Há coisa mais chata que essa fúria do ambientalismo contra as pessoas que não concordam com suas ideias e soluções para "salvar" o planeta? A coisa é tão antidemocrática que os ambientalistas chamam os críticos de pessoas sem consciência ambiental. É claro que para ser consciente ou ter consciência é preciso pensar como eles.

Outro dia na escola, uma moça com mais coração do que cérebro falou aos alunos sobre a importância de se tratar o lixo que se produz todos os dias. Até aí, é só platitude. Quem seria contra a construção de aterros sanitários? Quem seria contra a políticas públicas que visam tratar dos resíduos sólidos? O problema é que a moça atribui o excesso de lixo a uma prática consumista que deve ser abolida. Na essência, essa gente que se disfarça de ambientalista é, quase que majoritariamente, socialista. Deplora as práticas capitalistas e a liberdade econômica - na verdade deploram qualquer tipo de liberdade - "Zé Paulo, por que eles não se dizem socialistas?" Porque acreditam, penso eu, que é mais fácil convencer os incautos usando a fantasia do ambientalismo que a mortalha do socialismo. Podem conferir: sempre que alguém cheio de amor pelo planeta vem nos ensinar a tratar bem o meio ambiente, o seu discurso é uma mistura de profecias apocalípticas, teses marxistas e ambientalismo bocó. tudo isso, claro, com um imenso amor e carinho pelo "planetinha".

Quando de fato alguém parar para analisar as propostas daqueles que querem um "mundo melhor", constatará que tudo não passa de marketing.
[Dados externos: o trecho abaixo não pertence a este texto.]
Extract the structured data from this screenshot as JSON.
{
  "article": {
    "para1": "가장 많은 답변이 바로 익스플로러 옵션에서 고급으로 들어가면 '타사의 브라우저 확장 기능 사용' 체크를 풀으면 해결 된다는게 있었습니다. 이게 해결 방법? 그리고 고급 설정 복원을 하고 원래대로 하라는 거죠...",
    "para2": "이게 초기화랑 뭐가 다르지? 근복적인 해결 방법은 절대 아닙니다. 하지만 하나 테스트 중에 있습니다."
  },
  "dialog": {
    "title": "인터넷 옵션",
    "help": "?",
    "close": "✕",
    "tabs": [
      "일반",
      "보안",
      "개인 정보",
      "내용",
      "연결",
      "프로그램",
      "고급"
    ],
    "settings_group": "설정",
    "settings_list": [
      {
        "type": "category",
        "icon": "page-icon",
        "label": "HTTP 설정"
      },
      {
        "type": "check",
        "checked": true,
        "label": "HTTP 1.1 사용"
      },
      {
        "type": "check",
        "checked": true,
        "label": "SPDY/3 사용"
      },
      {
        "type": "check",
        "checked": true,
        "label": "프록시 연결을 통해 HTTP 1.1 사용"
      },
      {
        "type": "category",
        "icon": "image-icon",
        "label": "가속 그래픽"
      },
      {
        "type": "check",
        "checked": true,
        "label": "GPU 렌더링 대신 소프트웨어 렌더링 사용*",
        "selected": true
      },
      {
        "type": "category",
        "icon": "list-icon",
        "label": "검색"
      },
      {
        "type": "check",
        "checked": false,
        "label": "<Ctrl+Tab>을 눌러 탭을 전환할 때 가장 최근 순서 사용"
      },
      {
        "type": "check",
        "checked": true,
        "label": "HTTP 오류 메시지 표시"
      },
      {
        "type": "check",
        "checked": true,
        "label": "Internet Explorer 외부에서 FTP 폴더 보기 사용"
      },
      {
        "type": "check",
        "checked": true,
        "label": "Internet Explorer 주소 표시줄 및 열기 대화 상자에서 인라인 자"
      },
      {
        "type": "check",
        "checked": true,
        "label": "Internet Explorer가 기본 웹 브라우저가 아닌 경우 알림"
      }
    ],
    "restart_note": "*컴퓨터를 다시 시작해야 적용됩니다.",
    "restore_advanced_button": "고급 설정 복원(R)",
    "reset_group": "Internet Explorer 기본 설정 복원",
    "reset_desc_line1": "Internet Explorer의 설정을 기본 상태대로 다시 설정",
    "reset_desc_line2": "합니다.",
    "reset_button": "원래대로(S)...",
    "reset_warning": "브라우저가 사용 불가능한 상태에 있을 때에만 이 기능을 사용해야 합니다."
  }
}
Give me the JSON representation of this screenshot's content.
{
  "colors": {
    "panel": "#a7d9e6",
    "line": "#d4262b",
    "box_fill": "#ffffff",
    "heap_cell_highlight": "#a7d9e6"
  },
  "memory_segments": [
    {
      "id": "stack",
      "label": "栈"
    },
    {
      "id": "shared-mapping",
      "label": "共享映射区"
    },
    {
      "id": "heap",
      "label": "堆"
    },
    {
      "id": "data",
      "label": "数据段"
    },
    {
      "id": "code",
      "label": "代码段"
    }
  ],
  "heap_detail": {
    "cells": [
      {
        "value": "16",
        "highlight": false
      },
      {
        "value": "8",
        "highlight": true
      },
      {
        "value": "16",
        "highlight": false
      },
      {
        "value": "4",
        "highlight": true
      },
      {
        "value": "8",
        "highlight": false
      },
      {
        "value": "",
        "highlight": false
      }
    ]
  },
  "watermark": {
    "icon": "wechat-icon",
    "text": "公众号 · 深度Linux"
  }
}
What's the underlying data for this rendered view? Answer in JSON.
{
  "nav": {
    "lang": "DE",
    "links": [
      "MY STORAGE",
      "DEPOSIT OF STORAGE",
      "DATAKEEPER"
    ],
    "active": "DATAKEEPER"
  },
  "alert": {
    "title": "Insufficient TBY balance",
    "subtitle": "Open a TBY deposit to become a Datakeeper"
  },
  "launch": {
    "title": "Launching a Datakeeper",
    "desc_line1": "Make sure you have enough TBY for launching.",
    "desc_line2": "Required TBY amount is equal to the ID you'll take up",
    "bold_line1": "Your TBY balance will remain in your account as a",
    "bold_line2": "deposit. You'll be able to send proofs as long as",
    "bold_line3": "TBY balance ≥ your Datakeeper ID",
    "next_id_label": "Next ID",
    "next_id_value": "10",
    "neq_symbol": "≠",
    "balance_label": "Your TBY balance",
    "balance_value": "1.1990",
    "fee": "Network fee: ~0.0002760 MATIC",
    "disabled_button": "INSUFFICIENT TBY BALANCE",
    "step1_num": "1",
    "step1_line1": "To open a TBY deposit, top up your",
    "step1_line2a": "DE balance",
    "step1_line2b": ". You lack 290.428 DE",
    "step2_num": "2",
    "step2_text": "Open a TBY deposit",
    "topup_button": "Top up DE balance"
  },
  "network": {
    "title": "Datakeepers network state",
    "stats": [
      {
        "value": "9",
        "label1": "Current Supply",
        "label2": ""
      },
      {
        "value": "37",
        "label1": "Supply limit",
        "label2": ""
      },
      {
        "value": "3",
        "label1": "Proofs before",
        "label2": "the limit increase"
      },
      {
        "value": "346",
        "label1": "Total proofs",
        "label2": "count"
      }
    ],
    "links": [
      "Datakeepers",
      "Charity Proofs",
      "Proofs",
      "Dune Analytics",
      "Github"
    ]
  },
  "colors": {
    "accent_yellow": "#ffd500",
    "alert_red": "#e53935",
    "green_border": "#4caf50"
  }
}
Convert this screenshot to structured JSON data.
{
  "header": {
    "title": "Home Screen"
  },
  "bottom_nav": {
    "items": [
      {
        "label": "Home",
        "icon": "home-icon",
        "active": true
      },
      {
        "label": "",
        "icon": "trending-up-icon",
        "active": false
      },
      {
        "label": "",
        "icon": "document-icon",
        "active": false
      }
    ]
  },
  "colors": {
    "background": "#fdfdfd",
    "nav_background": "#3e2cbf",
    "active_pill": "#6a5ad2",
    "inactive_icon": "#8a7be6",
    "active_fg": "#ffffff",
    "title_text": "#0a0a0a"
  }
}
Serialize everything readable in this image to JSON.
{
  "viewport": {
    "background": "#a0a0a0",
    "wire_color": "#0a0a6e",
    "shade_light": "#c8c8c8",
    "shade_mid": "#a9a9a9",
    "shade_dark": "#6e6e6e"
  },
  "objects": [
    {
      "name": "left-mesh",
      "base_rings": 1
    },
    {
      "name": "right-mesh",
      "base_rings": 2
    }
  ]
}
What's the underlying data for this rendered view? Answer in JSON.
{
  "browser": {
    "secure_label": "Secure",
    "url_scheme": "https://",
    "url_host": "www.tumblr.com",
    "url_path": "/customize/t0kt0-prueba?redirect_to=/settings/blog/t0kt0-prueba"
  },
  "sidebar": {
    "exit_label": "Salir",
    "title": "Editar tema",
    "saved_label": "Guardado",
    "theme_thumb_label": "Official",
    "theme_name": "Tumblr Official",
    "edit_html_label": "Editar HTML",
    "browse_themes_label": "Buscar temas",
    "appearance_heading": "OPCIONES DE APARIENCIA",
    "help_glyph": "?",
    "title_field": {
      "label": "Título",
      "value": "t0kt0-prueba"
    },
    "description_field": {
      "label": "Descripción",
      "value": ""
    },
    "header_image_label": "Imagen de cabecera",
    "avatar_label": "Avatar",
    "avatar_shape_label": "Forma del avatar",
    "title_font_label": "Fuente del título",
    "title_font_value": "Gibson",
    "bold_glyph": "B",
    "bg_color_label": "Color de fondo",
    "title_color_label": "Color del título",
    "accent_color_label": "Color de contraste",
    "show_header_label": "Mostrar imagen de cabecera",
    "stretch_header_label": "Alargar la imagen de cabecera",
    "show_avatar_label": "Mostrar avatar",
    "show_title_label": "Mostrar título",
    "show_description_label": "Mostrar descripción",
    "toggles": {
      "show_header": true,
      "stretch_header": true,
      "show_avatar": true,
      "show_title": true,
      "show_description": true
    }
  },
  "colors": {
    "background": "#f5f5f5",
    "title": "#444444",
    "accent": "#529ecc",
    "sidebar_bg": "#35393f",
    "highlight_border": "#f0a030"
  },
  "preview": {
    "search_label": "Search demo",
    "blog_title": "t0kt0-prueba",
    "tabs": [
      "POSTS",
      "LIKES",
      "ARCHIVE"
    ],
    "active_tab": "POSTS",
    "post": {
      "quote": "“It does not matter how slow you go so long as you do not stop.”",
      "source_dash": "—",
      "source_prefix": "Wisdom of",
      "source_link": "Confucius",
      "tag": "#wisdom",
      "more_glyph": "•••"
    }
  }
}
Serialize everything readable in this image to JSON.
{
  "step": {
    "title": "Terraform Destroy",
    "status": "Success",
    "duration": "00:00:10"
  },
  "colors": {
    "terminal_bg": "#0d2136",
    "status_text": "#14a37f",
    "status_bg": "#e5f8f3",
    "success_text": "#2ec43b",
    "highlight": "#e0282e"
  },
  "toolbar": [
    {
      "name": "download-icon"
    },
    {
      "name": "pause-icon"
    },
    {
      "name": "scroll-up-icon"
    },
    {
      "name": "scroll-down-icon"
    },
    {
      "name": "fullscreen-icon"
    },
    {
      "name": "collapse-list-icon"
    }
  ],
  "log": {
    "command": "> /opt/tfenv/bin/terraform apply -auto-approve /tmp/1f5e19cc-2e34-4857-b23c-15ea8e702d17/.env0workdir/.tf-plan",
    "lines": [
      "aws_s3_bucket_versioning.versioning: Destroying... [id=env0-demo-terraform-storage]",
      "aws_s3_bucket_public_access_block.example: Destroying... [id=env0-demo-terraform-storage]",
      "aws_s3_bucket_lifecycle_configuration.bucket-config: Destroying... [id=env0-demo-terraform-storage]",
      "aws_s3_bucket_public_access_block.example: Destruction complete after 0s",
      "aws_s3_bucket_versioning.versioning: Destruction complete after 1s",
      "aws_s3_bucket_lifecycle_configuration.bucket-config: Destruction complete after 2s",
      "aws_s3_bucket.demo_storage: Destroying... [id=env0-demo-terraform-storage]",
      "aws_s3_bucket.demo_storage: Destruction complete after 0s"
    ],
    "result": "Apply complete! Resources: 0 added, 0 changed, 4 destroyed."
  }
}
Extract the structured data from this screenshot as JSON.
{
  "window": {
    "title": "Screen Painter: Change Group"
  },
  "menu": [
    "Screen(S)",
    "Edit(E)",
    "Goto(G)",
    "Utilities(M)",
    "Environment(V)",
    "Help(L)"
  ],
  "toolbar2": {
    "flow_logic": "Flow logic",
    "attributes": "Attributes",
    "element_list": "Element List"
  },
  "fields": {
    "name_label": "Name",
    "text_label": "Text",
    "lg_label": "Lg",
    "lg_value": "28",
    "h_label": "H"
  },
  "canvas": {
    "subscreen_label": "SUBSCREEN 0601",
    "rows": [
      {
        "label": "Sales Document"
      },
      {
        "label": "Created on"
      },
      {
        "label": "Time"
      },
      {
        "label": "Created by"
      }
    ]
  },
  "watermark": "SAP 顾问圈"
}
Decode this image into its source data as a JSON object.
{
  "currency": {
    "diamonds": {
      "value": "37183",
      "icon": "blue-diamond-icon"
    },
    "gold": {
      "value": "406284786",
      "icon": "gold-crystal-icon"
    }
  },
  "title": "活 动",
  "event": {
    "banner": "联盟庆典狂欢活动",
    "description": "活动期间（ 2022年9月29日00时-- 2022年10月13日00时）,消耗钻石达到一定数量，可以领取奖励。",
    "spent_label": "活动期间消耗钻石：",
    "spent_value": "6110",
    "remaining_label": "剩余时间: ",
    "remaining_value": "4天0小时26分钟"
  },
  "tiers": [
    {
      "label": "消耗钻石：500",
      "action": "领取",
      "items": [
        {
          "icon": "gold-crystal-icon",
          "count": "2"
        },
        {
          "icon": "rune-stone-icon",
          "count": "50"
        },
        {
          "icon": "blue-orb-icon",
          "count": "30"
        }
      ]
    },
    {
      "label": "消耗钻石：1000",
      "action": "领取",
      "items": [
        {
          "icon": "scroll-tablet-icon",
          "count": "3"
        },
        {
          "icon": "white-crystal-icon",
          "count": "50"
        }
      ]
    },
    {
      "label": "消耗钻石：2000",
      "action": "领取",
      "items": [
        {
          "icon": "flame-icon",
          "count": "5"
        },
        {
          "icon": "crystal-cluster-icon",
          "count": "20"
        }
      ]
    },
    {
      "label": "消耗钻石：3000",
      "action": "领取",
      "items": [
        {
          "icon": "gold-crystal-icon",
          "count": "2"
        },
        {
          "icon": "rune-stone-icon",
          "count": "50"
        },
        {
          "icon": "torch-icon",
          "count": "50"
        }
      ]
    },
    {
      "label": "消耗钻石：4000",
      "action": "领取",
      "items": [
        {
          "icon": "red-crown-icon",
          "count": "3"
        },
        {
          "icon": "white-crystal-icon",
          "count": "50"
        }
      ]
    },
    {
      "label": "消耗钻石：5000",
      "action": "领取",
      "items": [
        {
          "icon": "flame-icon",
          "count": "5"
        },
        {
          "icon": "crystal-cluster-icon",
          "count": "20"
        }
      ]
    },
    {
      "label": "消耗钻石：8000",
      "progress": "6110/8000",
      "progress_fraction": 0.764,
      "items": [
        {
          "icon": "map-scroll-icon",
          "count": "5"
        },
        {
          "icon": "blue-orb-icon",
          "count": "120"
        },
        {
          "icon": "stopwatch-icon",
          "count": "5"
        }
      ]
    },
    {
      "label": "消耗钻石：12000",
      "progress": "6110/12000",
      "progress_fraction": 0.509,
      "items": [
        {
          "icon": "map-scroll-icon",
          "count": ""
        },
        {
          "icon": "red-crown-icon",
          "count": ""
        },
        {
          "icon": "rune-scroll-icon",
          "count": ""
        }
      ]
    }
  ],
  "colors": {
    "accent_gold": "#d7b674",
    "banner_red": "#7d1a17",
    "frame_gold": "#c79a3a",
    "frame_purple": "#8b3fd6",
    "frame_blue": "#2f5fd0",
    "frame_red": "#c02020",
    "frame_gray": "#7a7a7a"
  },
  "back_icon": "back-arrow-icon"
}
Estão mais interessados em conseguir fundos para as suas ONG'S do que proteger o meio ambiente. Até aí, tudo bem, cada um consiga grana do jeito que lhe aprouver, o problema é quando a grana é pública, ou quando a proposta traz como consequência problemas muito mais concretos e próximos.

O que aconteceria, por exemplo, se todo mundo adotasse a solução do consumo consciente? Aliás, quem tem o direito de definir o que é consumo consciente? Quem tem o direito de se intrometer no meu consumo? O ingênuo responderia: "Mas isso salvaria o planeta!" Tolo! Seria uma catástrofe econômica e como consequência um desastre social.

Lembram daquela campanha boçal chamada "HORA DO PLANETA?" Será mesmo que ninguém percebe a demagogia de uma campanha dessa? Não seria oportuno questionar se o uso da energia elétrica não melhorou a vida das pessoas? Por que, então, criar uma campanha que induz os incautos a imaginar que o uso dessa energia ameaça a vida na Terra? A HORA DO PLANETA É SÓ UMA TOLICE, mas, repito: nos dias de hoje não é preciso ser inteligente, basta ter bom coração.

O motivo desse post é uma placa que vi no WAL MART esta manhã. O supermercado estava um pandemônio, gente pelo ladrão, filas enormes, caixas lentíssimos, a paciência na reserva e, com tudo isso, ainda essas placas que vocês veem abaixo.



Eu fiquei pensando o que aconteceria naquelas condições se alguém, mesmo bem intencionado, passasse na frente de todos para pagar suas compras porque trouxera suas sacolas ecológicas.

Que se tenha caixas preferenciais para idosos, gestantes e deficientes é bastante compreensível, afinal, essas pessoas, por razões diversas, merecem um tratamento especial por parte do estabelecimento, e gentileza por parte dos demais clientes. Mas conferir esses privilégios a quem possui sacolas ecológicas, aí é demais! Ninguém se dá conta que privilégios dessa natureza só transformam as pessoas que não comungam dessa metafísica em seres abjetos e maus? Aliás, no WAL MART há vagas especiais para quem tem carro flex, sabiam?

Atitudes como essa salvam o planeta? Claro que não! Servem apenas para promover empresas e órgãos públicos que assim ficam de bem com os movimentos ambientalistas e ainda ganham o título de "verdes".

Até onde isso vai nos levar? Não sei. Eu só sei que já estamos bem próximos de um tempo em que os que discordarem dos ambientalistas merecerão o achincalhe público.